A St Albans researcher is hoping that a study will help crops grown for biodiesel, vegetable oil and high protein meal for livestock to fight diseases in future.

Bruce Fitt, professor of plant pathology at the University of Hertfordshire, said that measuring resistance to disease in young oilseed rape plants was vital in the battle to breed new disease resistant varieties of the crop.

This is the focus of a study by a team of researchers led by the Hatfield-based university.

Oilseed rape, a bright yellow flowering plant, is prone to a disease, phoma stem canker, which is responsible for losses worth more than £1,200 million across the globe.

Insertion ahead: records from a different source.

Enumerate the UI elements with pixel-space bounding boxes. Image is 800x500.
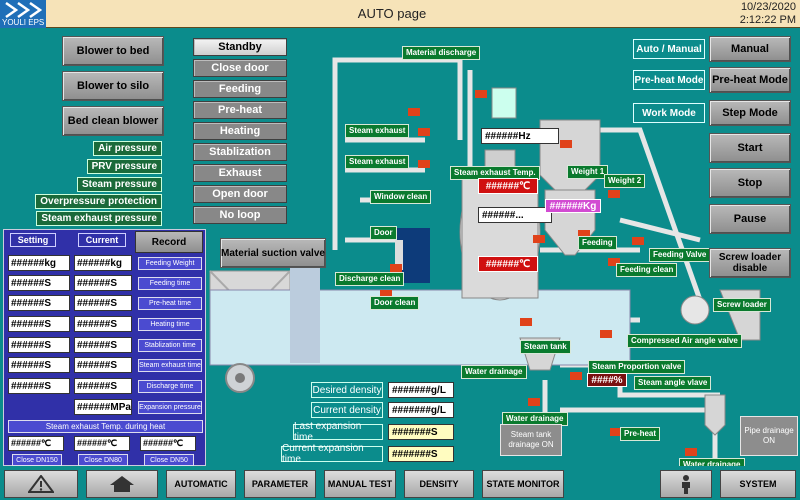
desired-density-label: Desired density [311,382,383,398]
user-icon [682,475,690,494]
current-feeding-time: ######S [74,275,132,291]
label-discharge-clean: Discharge clean [335,272,405,286]
current-header: Current [78,233,126,247]
step-mode-button[interactable]: Step Mode [709,100,791,126]
label-feeding-valve: Feeding Valve [649,248,711,262]
temp-dn80: ######℃ [74,436,130,451]
current-heating-time: ######S [74,316,132,332]
steam-exhaust-temp-heat-label: Steam exhaust Temp. during heat [8,420,203,433]
current-expansion-time-value: #######S [388,446,454,462]
label-compressed-air-angle-valve: Compressed Air angle valve [627,334,742,348]
close-dn80-button[interactable]: Close DN80 [78,454,128,466]
current-feeding-weight: ######kg [74,255,132,271]
pipe-drainage-status[interactable]: Pipe drainage ON [740,416,798,456]
alarm-icon [28,475,54,493]
setting-preheat-time-input[interactable]: ######S [8,295,70,311]
label-feeding-clean: Feeding clean [616,263,678,277]
nav-automatic[interactable]: AUTOMATIC [166,470,236,498]
label-heating-time: Heating time [138,318,202,331]
label-window-clean: Window clean [370,190,432,204]
current-steam-exhaust-time: ######S [74,357,132,373]
current-expansion-time-label: Current expansion time [281,443,383,465]
current-density-value: #######g/L [388,402,454,418]
auto-manual-label: Auto / Manual [633,39,705,59]
label-door: Door [370,226,397,240]
steam-tank-drainage-status[interactable]: Steam tank drainage ON [500,424,562,456]
label-weight-2: Weight 2 [604,174,646,188]
temp-readout-1: ######℃ [478,178,538,194]
label-expansion-pressure: Expansion pressure [138,401,202,414]
record-button[interactable]: Record [135,231,203,253]
current-discharge-time: ######S [74,378,132,394]
current-density-label: Current density [311,402,383,418]
setting-discharge-time-input[interactable]: ######S [8,378,70,394]
home-icon [110,476,134,492]
label-feeding-time: Feeding time [138,277,202,290]
setting-feeding-time-input[interactable]: ######S [8,275,70,291]
temp-dn50: ######℃ [140,436,196,451]
pause-button[interactable]: Pause [709,204,791,234]
label-steam-tank: Steam tank [520,340,571,354]
setting-heating-time-input[interactable]: ######S [8,316,70,332]
label-weight-1: Weight 1 [567,165,609,179]
alarm-button[interactable] [4,470,78,498]
setting-feeding-weight-input[interactable]: ######kg [8,255,70,271]
screw-loader-disable-button[interactable]: Screw loader disable [709,248,791,278]
weight-readout: ######Kg [545,199,601,213]
current-expansion-pressure: ######MPa [74,399,132,415]
preheat-mode-button[interactable]: Pre-heat Mode [709,67,791,93]
temp-dn150: ######℃ [8,436,64,451]
current-preheat-time: ######S [74,295,132,311]
label-material-discharge: Material discharge [402,46,481,60]
desired-density-input[interactable]: #######g/L [388,382,454,398]
user-button[interactable] [660,470,712,498]
manual-button[interactable]: Manual [709,36,791,62]
close-dn150-button[interactable]: Close DN150 [12,454,62,466]
label-discharge-time: Discharge time [138,380,202,393]
label-screw-loader: Screw loader [713,298,771,312]
label-pre-heat: Pre-heat [620,427,661,441]
label-door-clean: Door clean [370,296,420,310]
label-feeding: Feeding [578,236,617,250]
temp-readout-2: ######℃ [478,256,538,272]
work-mode-label: Work Mode [633,103,705,123]
home-button[interactable] [86,470,158,498]
label-steam-angle-valve: Steam angle vlave [634,376,712,390]
last-expansion-time-value: #######S [388,424,454,440]
current-stablization-time: ######S [74,337,132,353]
label-steam-proportion-valve: Steam Proportion valve [588,360,686,374]
label-steam-exhaust-1: Steam exhaust [345,124,410,138]
label-steam-exhaust-time: Steam exhaust time [138,359,202,372]
nav-state-monitor[interactable]: STATE MONITOR [482,470,564,498]
hz-readout: ######Hz [481,128,559,144]
nav-manual-test[interactable]: MANUAL TEST [324,470,396,498]
label-feeding-weight: Feeding Weight [138,257,202,270]
mid-readout: ######... [478,207,552,223]
preheat-mode-label: Pre-heat Mode [633,70,705,90]
setting-stablization-time-input[interactable]: ######S [8,337,70,353]
close-dn50-button[interactable]: Close DN50 [144,454,194,466]
label-steam-exhaust-2: Steam exhaust [345,155,410,169]
setting-header: Setting [10,233,56,247]
nav-density[interactable]: DENSITY [404,470,474,498]
last-expansion-time-label: Last expansion time [293,421,383,443]
nav-system[interactable]: SYSTEM [720,470,796,498]
nav-parameter[interactable]: PARAMETER [244,470,316,498]
label-preheat-time: Pre-heat time [138,297,202,310]
label-stablization-time: Stablization time [138,339,202,352]
start-button[interactable]: Start [709,133,791,163]
stop-button[interactable]: Stop [709,168,791,198]
setting-steam-exhaust-time-input[interactable]: ######S [8,357,70,373]
label-water-drainage-1: Water drainage [461,365,527,379]
proportion-percent-readout: ####% [587,373,627,387]
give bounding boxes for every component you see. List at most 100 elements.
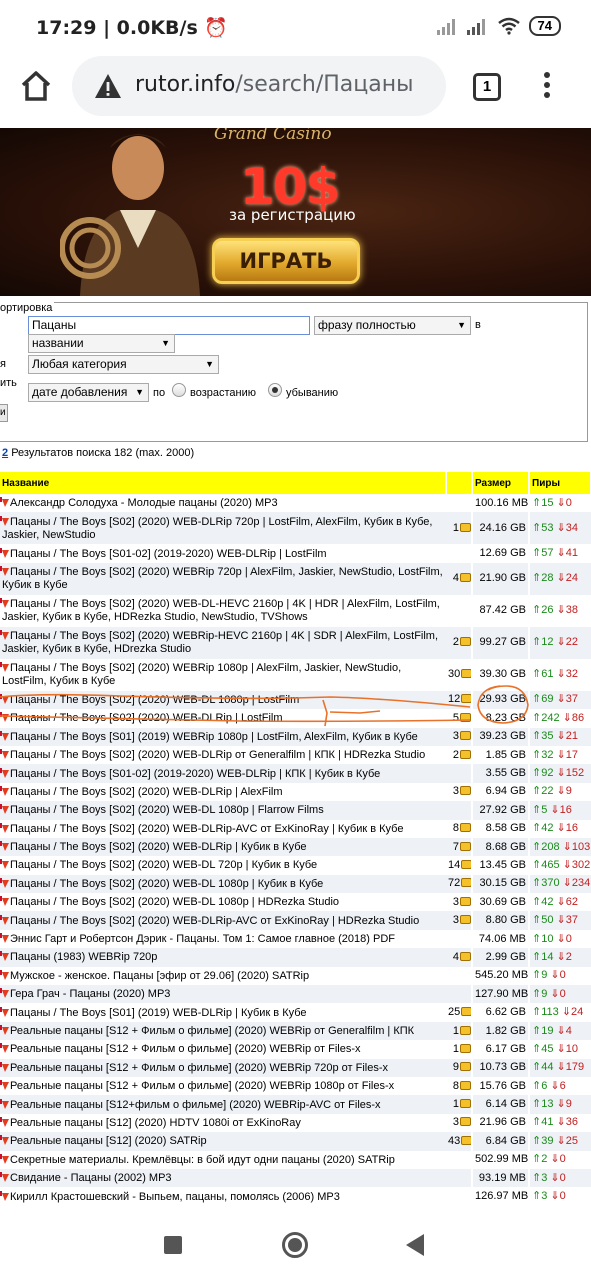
download-magnet-icon[interactable] bbox=[0, 693, 10, 705]
tab-switcher-button[interactable]: 1 bbox=[473, 73, 501, 101]
torrent-title-link[interactable]: Реальные пацаны [S12] (2020) HDTV 1080i … bbox=[10, 1117, 301, 1129]
download-magnet-icon[interactable] bbox=[0, 597, 10, 609]
url-text[interactable]: rutor.info/search/Пацаны bbox=[135, 72, 414, 97]
play-button[interactable]: ИГРАТЬ bbox=[212, 238, 360, 284]
download-magnet-icon[interactable] bbox=[0, 1190, 10, 1202]
table-row[interactable]: Пацаны / The Boys [S02] (2020) WEB-DL 10… bbox=[0, 690, 591, 710]
torrent-title-link[interactable]: Пацаны / The Boys [S02] (2020) WEBRip-HE… bbox=[2, 630, 438, 655]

Bruce said: “Plant disease epidemics are bad news for farmers. There has been a heavy reliance on fungicides to control disease, but some of the most effective fungicides are now being withdrawn through EU regulations.

“So there is a need to develop oilseed crop varieties with greater inbuilt resistance.”

He said it was a difficult and expensive process breeding oilseed rape crops for disease resistance in the UK.

Researchers at the university have written a paper, based on experiments at Rothamsted Research in Harpenden, showing that resistance in young plants can be detected in controlled conditions.

Bruce said that if resistance could be discovered at an earlier stage than they currently were, this could accelerate the process of breeding the oilseed rape crops for resistance, and save the industry money.

He added: “Our study investigates new methods for assessing disease resistance in young plants.”